Доктор пристально взглядывал на приятеля и, помолчав, заметил:
— Посмотрю я, Лавруша, так ты, дружище, того…
Григорий Николаевич вспыхнул и угрюмо процедил:
— Что «того»?
— Дурость-то, как видно, не извлек, а? — тихо, с нежностью в голосе, проговорил Жучок.
Лаврентьев молчал.
— Кисну еще! — тихо проговорил он наконец, опуская голову.
— И работа не помогает?
— Нет.
— Гм!.. Переселяйся в город.
— Куда уж. Что в городе-то? У вас хуже еще! У нас хоть народ-то по совести живет, а у вас?! А эта кислота пройдет… наверное пройдет. Одному иной раз тоска… такая тоска! Если б ты только знал, брат! К тому же и пакость пошла… Кругом разорение да грабеж… Один Кузька крови-то сколько перепортил! А все в город не пойду! Привык к вольному воздуху. Привык!.. Разве вот погонят. И ты ведь один! — прибавил Лаврентьев.

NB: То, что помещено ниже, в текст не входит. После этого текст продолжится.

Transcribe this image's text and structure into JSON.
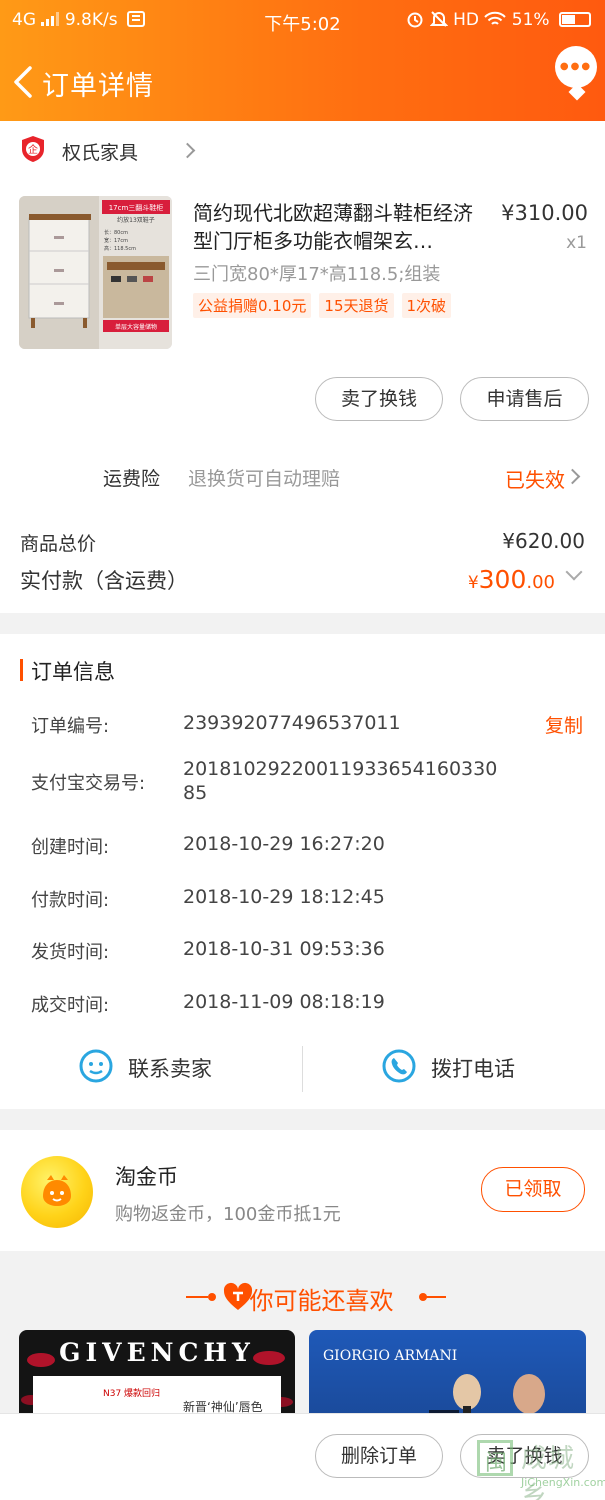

— А эти твари! — улыбнулся доктор, указывая головой на соседнюю комнату. — Слышишь, как шлепают. Я, брат, всегда в веселой компании.
— И ничего, ладно?
— Ничего себе, ладно. Занят. Надеюсь за границу на счет академии ехать! Недавно вот операцию в клинике ловкую сделал одному больному. Он было умирал, а я ему не дал! — рассказывал, оживляясь, доктор.
— Выздоровел?
— Э, нет, умер, где ему жить, нечем, брат, было жить, но все-таки сутки-то я его продержал!.. Ровно сутки!
— Эка, стоило хлопотать!
— Да тут не в больном! Умер сутками раньше, сутками позже — не в том дело, а главное — операция. Надо было в точку. Обыкновенно умирают под ножом, а он сутки… понимаешь, Лаврентьев, сутки!
Однако Григорий Николаевич все-таки не мог понять радости приятеля, что он дал больному отсрочку на сутки, и не без удивления слушал, с каким азартом Жучок рассказывал об этом обстоятельстве и даже вошел в подробности.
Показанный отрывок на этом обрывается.